His other public works include arranging for a World War II tank to be installed in a newly landscaped site in the center of Pushkino to “help people understand the facts” of the conflict. He is hoping to add a fighter plane later this year.

Dudarev says his projects are embarrassing for the cash-strapped local government and the Orthodox Church. “When people see activity in their backyard they are, of course, unhappy because this activity makes their passivity look bad.”

In October, he was dismissed as the head of Pushkino parish after 18 years for allowing church buildings to be constructed too close to nearby gas pipelines. “That was the formal reason,” he says. “But I fear that there was an informal reason: I am a difficult person to have around.”
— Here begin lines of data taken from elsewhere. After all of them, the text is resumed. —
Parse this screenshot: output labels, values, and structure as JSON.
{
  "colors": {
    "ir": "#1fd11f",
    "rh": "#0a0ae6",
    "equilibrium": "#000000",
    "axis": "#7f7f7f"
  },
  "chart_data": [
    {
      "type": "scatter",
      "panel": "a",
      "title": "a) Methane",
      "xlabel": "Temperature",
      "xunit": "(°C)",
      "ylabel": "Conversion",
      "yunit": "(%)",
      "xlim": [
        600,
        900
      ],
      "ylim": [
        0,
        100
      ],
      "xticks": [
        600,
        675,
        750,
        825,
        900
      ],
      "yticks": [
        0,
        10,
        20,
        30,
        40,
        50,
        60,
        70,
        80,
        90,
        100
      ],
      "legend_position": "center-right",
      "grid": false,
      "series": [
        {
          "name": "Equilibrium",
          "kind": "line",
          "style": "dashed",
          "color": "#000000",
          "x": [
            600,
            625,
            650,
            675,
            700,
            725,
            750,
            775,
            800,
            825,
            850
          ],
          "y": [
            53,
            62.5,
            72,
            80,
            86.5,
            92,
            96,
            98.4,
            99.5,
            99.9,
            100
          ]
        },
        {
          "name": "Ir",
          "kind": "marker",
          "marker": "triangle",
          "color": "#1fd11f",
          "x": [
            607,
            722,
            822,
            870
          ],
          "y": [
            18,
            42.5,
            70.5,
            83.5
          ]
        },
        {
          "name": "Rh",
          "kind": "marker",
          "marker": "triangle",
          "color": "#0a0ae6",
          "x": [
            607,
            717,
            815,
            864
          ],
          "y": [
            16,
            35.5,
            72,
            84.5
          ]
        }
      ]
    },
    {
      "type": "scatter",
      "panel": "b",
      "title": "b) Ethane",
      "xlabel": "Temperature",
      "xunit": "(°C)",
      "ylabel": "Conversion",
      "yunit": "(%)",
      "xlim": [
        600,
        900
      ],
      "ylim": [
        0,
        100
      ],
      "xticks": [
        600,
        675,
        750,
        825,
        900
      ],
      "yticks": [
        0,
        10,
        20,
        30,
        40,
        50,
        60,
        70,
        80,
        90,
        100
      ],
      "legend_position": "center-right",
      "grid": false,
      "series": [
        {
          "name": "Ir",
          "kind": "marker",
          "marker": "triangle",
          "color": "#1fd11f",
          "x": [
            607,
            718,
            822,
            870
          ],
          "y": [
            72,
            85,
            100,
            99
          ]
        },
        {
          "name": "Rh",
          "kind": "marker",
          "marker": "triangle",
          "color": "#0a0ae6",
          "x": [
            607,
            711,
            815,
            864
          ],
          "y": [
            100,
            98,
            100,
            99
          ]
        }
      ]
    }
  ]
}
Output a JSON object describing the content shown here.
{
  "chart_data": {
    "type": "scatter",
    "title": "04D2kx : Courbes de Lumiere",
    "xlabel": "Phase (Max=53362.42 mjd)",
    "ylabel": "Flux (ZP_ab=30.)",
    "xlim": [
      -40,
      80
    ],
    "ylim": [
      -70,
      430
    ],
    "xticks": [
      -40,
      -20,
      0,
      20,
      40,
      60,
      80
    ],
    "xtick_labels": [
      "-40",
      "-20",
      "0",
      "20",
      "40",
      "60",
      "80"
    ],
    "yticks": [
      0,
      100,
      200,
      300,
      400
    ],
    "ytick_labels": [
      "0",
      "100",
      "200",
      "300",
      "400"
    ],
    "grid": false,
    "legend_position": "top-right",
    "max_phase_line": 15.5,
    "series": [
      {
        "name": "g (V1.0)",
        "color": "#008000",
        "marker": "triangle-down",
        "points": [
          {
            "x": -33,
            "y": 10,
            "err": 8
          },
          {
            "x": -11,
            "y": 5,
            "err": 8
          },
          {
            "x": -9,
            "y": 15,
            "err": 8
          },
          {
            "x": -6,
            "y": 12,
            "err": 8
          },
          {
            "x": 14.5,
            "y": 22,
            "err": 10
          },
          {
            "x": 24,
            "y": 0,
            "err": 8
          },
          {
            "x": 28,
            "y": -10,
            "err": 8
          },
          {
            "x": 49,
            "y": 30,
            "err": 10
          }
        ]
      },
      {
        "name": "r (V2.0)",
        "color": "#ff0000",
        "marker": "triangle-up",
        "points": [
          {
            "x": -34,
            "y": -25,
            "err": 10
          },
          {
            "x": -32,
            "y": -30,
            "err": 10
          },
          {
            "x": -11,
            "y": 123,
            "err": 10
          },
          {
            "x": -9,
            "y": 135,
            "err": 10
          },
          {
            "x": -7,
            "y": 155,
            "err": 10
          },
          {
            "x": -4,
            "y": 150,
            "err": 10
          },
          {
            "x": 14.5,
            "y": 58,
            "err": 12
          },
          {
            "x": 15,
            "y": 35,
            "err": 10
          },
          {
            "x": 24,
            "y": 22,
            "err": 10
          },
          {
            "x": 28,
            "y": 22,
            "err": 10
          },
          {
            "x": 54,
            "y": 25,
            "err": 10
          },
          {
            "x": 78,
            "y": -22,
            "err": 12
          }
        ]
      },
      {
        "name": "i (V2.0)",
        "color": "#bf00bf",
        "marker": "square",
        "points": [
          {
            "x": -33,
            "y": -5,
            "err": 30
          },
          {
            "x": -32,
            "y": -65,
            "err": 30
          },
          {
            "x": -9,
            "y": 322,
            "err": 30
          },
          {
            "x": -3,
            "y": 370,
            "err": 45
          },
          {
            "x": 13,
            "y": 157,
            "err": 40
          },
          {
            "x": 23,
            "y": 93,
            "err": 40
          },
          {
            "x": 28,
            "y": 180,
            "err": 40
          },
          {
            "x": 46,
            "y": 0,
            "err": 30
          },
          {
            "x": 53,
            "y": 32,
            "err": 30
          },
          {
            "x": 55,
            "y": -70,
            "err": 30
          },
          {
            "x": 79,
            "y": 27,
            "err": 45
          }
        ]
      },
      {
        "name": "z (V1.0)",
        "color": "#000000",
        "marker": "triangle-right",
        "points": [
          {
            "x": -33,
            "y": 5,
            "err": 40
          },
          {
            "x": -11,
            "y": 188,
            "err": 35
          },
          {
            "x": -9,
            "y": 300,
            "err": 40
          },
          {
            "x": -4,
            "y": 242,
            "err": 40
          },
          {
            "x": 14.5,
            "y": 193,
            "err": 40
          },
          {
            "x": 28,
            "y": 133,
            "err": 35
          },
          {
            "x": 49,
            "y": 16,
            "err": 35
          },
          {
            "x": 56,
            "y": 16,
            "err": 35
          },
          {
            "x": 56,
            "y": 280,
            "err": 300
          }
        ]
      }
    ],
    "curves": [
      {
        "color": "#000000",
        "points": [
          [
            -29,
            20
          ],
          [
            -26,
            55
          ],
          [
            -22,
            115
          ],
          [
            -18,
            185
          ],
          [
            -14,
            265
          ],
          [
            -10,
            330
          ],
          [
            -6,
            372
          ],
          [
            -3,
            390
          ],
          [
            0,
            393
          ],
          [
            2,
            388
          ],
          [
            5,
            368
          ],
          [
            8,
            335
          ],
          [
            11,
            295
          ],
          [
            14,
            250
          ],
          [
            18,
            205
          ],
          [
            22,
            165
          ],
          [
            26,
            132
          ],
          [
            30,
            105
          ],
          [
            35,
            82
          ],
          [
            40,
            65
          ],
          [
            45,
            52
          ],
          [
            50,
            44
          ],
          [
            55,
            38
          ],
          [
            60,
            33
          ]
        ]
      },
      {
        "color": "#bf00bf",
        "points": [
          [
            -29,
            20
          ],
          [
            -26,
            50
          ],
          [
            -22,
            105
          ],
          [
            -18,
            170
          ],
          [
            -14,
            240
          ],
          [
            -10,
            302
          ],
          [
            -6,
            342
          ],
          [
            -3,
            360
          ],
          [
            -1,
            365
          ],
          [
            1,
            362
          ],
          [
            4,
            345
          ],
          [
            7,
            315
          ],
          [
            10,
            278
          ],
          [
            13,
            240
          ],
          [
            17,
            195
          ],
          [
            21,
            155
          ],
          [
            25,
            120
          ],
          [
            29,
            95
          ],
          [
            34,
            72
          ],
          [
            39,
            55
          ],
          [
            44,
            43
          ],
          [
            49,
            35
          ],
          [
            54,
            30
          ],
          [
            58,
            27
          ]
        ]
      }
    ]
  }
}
In 2012, Dudarev was filmed angrily responding to activists in Moscow who glued a large sticker to the windscreen of a Mercedes he had parked illegally. He says the Mercedes was hired and the footage of the incident was misleadingly edited.

On Dudarev’s request, the Mayakovsky museum and the monuments he installed in Pushkino were transferred to state ownership. But he says officials remain “wary” of him and his friends who donated around 50 million rubles ($877,000) to fund the projects.